Like unwatched videos? Have a short attention span? We have a suggestion. The service is an intriguing, if potentially bewildering, time killer. The site asks users to imagine they are astronauts, peering on people’s fleeting moments through the window. Then, against a view of Earth from space, they stream random, obscure YouTube videos in 10-second bites until one’s serendipity meter is full. In Wired’s piece, “Watch a Surprisingly Touching Stream of Unwatched YouTube Videos,” writer Liz Stinson explains:

“Scenes from a high school weight lifting competition might follow a birthday party in Texas that follows a man in Russia repairing his motorbike. You never know what to expect, yet the videos share something in common. Andrew Wong and James Thompson created an algorithm that seeks videos fitting specific criteria: uploaded within the past week, with generic file names (IMG, MOV WMV) as titles, and zero views. The result is a fascinating glimpse at the mundane, perplexing, and oftentimes sweet events of everyday life. … One video seamlessly follows another with no buffering. Wong coded three players into the website, allowing two videos to buffer as the third played. This creates a smooth vignette effect where you glean just a bit of context about each clip. Videos last no more than 10 seconds and often change just as you begin to care (a button at the bottom of the page lets you linger on a video). That can be frustrating, but ephemerality was key.”

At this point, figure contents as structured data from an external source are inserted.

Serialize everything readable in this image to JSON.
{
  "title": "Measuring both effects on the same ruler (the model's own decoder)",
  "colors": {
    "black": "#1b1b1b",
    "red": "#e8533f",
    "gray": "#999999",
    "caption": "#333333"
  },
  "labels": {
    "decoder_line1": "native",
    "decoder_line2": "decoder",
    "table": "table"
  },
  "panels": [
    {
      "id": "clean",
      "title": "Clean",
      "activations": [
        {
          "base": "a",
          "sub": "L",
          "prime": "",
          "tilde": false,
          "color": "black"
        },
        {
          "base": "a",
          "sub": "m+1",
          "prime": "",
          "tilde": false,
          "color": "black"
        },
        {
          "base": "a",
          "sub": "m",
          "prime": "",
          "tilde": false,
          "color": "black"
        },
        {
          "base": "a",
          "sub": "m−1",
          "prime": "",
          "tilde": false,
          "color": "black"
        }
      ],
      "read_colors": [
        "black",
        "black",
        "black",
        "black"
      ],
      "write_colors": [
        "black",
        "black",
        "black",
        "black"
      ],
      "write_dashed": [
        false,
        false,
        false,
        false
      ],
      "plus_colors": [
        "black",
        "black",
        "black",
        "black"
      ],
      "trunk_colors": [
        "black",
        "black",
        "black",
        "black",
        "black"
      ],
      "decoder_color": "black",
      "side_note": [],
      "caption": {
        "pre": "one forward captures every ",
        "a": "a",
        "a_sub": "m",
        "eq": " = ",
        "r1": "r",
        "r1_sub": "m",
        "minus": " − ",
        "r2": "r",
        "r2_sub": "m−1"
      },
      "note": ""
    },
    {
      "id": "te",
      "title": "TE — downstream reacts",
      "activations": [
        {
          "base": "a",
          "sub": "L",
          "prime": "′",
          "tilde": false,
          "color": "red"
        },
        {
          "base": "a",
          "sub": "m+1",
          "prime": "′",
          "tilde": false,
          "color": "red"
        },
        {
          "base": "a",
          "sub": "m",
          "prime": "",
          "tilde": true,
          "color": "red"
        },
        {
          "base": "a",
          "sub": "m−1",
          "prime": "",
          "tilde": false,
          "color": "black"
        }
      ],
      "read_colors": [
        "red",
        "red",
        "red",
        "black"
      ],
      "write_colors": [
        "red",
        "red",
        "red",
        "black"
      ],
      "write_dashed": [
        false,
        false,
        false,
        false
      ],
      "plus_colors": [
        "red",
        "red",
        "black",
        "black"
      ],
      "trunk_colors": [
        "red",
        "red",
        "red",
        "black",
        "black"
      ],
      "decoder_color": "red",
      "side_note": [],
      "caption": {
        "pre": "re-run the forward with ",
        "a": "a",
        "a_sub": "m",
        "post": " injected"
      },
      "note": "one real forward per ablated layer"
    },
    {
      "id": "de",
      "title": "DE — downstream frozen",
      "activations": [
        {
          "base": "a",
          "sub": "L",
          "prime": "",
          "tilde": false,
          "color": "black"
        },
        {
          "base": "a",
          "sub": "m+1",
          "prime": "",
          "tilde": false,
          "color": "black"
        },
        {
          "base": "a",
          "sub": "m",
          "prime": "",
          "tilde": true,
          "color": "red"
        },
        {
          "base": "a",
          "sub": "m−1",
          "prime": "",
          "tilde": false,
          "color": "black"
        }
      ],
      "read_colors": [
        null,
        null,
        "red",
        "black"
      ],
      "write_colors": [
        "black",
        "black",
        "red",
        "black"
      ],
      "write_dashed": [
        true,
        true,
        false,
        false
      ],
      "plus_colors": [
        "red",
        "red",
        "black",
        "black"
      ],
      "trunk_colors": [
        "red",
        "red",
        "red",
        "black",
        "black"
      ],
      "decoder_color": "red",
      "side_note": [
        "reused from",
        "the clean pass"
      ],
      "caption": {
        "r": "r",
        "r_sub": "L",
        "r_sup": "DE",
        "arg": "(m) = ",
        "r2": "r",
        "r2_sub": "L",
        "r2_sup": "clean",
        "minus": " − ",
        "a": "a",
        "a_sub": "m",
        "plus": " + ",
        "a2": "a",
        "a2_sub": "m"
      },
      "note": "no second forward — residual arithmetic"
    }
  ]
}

Wong compares the effect to glimpsing images out a train window just long enough to pique one’s curiosity. Stinson observes that most makers of these untitled, little-viewed videos probably never expected anyone but their nearest and dearest to see them. She writes:

“The tension between the uneasiness of this benign voyeurism and the sensation of feeling connected to a stranger is what makes so wonderful.”

Perhaps. It can certainly capture the attention. Check it out, and see if the poetic effect is for you.